La mesure de cinq millions d’euros était indispensable au regard des sous-effectifs structurels auxquels la Régie est confrontée et de la nécessité de mener à bien un volume croissant de projets complexes dans des délais contraints.
En ce qui concerne les projets concrets, les moyens dégagés visent à assurer le financement des actions identifiées dans le cadre de la task force capacité. À cet égard, je peux notamment citer l’étude à la construction d’unités modulaires sur des sites de prisons existantes, permettant une capacité d’environ 300 places. L’étude de faisabilité technique est en cours et sera finalisée d’ici la fin du mois de janvier.
D’autres mesures portent également sur le maintien en activité de la prison d’Anvers ainsi que sur la mise à disposition d’une enveloppe spécifique destinée à assurer l’entretien et la mise en conformité des infrastructures pénitentiaires existantes. Je souhaite insister tout particulièrement sur l’importance des questions de sécurité et de respect des normes en vigueur, qui constituent des priorités absolues. Enfin, je réaffirme ma volonté d’améliorer durablement les infrastructures pénitentiaires afin de garantir des conditions de détention dignes pour les personnes détenues et des conditions de travail sûres et respectueuses pour le personnel pénitentiaire, conformément aux exigences d’un État de droit.
Ma réplique :
Madame la ministre, j’entends que vous mettez des propositions sur la table. Il serait intéressant d’entendre au Parlement les perspectives que vous proposez. C’est précisément notre rôle de vous demander quelles sont les priorités que vous proposez au sein de votre gouvernement. Il est donc regrettable que vous ne puissiez pas nous en parler aujourd’hui et que vous ne nous donniez que la forme et pas le fond.
Par ailleurs, ce qui m’inquiète – et vous ne l’avez pas contesté –, c’est que nous poursuivons en effet dans une fuite en avant au niveau carcéral, avec chaque jour une aggravation du nombre de détenus qui dorment à même le sol. Il y a également des projets de création de prisons au Kosovo.

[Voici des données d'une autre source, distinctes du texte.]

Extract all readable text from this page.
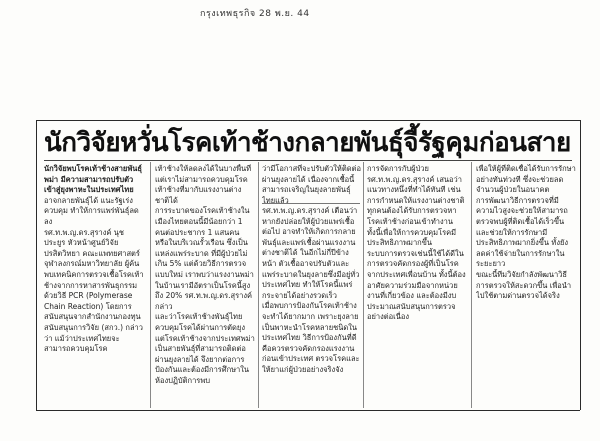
กรุงเทพธุรกิจ 28 พ.ย. 44
นักวิจัยหวั่นโรคเท้าช้างกลายพันธุ์จี้รัฐคุมก่อนสาย

นักวิจัยพบโรคเท้าช้างสายพันธุ์พม่า มีความสามารถปรับตัวเข้าสู่ยุงพาหะในประเทศไทย

อาจกลายพันธุ์ได้ แนะรัฐเร่งควบคุม ทำให้การแพร่พันธุ์ลดลง

รศ.ท.พ.ญ.ดร.สุรางค์ นุชประยูร หัวหน้าศูนย์วิจัยปรสิตวิทยา คณะแพทยศาสตร์ จุฬาลงกรณ์มหาวิทยาลัย ผู้ค้นพบเทคนิคการตรวจเชื้อโรคเท้าช้างจากการหาสารพันธุกรรมด้วยวิธี PCR (Polymerase Chain Reaction) โดยการสนับสนุนจากสำนักงานกองทุนสนับสนุนการวิจัย (สกว.) กล่าวว่า แม้ว่าประเทศไทยจะสามารถควบคุมโรค

เท้าช้างให้ลดลงได้ในบางพื้นที่ แต่เราไม่สามารถควบคุมโรคเท้าช้างที่มากับแรงงานต่างชาติได้

การระบาดของโรคเท้าช้างในเมืองไทยตอนนี้มีน้อยกว่า 1 คนต่อประชากร 1 แสนคน หรือในบริเวณรั้วเรือน ซึ่งเป็นแหล่งแพร่ระบาด ที่มีผู้ป่วยไม่เกิน 5% แต่ด้วยวิธีการตรวจแบบใหม่ เราพบว่าแรงงานพม่าในบ้านเรามีอัตราเป็นโรคนี้สูงถึง 20% รศ.ท.พ.ญ.ดร.สุรางค์ กล่าว

และว่าโรคเท้าช้างพันธุ์ไทยควบคุมโรคได้ผ่านการตัดยุง แต่โรคเท้าช้างจากประเทศพม่าเป็นสายพันธุ์ที่สามารถติดต่อผ่านยุงลายได้ จึงยากต่อการป้องกันและต้องมีการศึกษาในห้องปฏิบัติการพบ

ว่ามีโอกาสที่จะปรับตัวให้ติดต่อผ่านยุงลายได้ เนื่องจากเชื้อนี้สามารถเจริญในยุงลายพันธุ์ไทยแล้ว

รศ.ท.พ.ญ.ดร.สุรางค์ เตือนว่าหากยังปล่อยให้ผู้ป่วยแพร่เชื้อต่อไป อาจทำให้เกิดการกลายพันธุ์และแพร่เชื้อผ่านแรงงานต่างชาติได้ ในอีกไม่กี่ปีข้างหน้า ตัวเชื้ออาจปรับตัวและแพร่ระบาดในยุงลายซึ่งมีอยู่ทั่วประเทศไทย ทำให้โรคนี้แพร่กระจายได้อย่างรวดเร็ว

เมื่อพบการป้องกันโรคเท้าช้างจะทำได้ยากมาก เพราะยุงลายเป็นพาหะนำโรคหลายชนิดในประเทศไทย วิธีการป้องกันที่ดีคือควรตรวจคัดกรองแรงงานก่อนเข้าประเทศ ตรวจโรคและให้ยาแก่ผู้ป่วยอย่างจริงจัง

การจัดการกับผู้ป่วย

รศ.ท.พ.ญ.ดร.สุรางค์ เสนอว่าแนวทางหนึ่งที่ทำได้ทันที เช่น การกำหนดให้แรงงานต่างชาติทุกคนต้องได้รับการตรวจหาโรคเท้าช้างก่อนเข้าทำงาน ทั้งนี้เพื่อให้การควบคุมโรคมีประสิทธิภาพมากขึ้น

ระบบการตรวจเช่นนี้ใช้ได้ดีในการตรวจคัดกรองผู้ที่เป็นโรคจากประเทศเพื่อนบ้าน ทั้งนี้ต้องอาศัยความร่วมมือจากหน่วยงานที่เกี่ยวข้อง และต้องมีงบประมาณสนับสนุนการตรวจอย่างต่อเนื่อง

เพื่อให้ผู้ที่ติดเชื้อได้รับการรักษาอย่างทันท่วงที ซึ่งจะช่วยลดจำนวนผู้ป่วยในอนาคต

การพัฒนาวิธีการตรวจที่มีความไวสูงจะช่วยให้สามารถตรวจพบผู้ที่ติดเชื้อได้เร็วขึ้น และช่วยให้การรักษามีประสิทธิภาพมากยิ่งขึ้น ทั้งยังลดค่าใช้จ่ายในการรักษาในระยะยาว

ขณะนี้ทีมวิจัยกำลังพัฒนาวิธีการตรวจให้สะดวกขึ้น เพื่อนำไปใช้ตามด่านตรวจได้จริง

C’est complètement hallucinant. C’est une perte d’argent public, pour aller créer des places dont nous pensons qu’elles ne verront jamais le jour et qui en fait ne résolvent rien du tout sur le terrain.
Aujourd’hui, l’essentiel est d’investir dans la prévention et dans la réinsertion, de faire en sorte qu’il y ait des alternatives à la détention beaucoup mieux développées et surtout, de faire en sorte qu’on ne soit pas pire en sortant de prison qu’en y entrant. Pourtant, aujourd’hui, c’est le cas; et c’est en train d’empirer à grande vitesse.
D’autres solutions existent. De nombreuses solutions ont été mises sur la table par les professionnels du secteur, par les magistrats. Ils appellent à des solutions qui, aujourd’hui, ne sont pas mises en œuvre. Vous devez agir par rapport à ça. Vous devez les écouter; et vous ne le faites pas. Vous laissez donc cette surpopulation carcérale perdurer.
C’est inquiétant. Voir que Saint-Gilles va être remise en service, c’est très inquiétant. Ce que j’entends du terrain, c’est que c’est une prison de seconde zone dans laquelle on entrepose des détenus de seconde zone. Je trouve que cela contrevient particulièrement aux droits humains, madame la ministre, d’aller caser des détenus de seconde zone à Saint-Gilles.
Nous continuerons évidemment à suivre ce dossier, y compris chez la ministre de la Justice.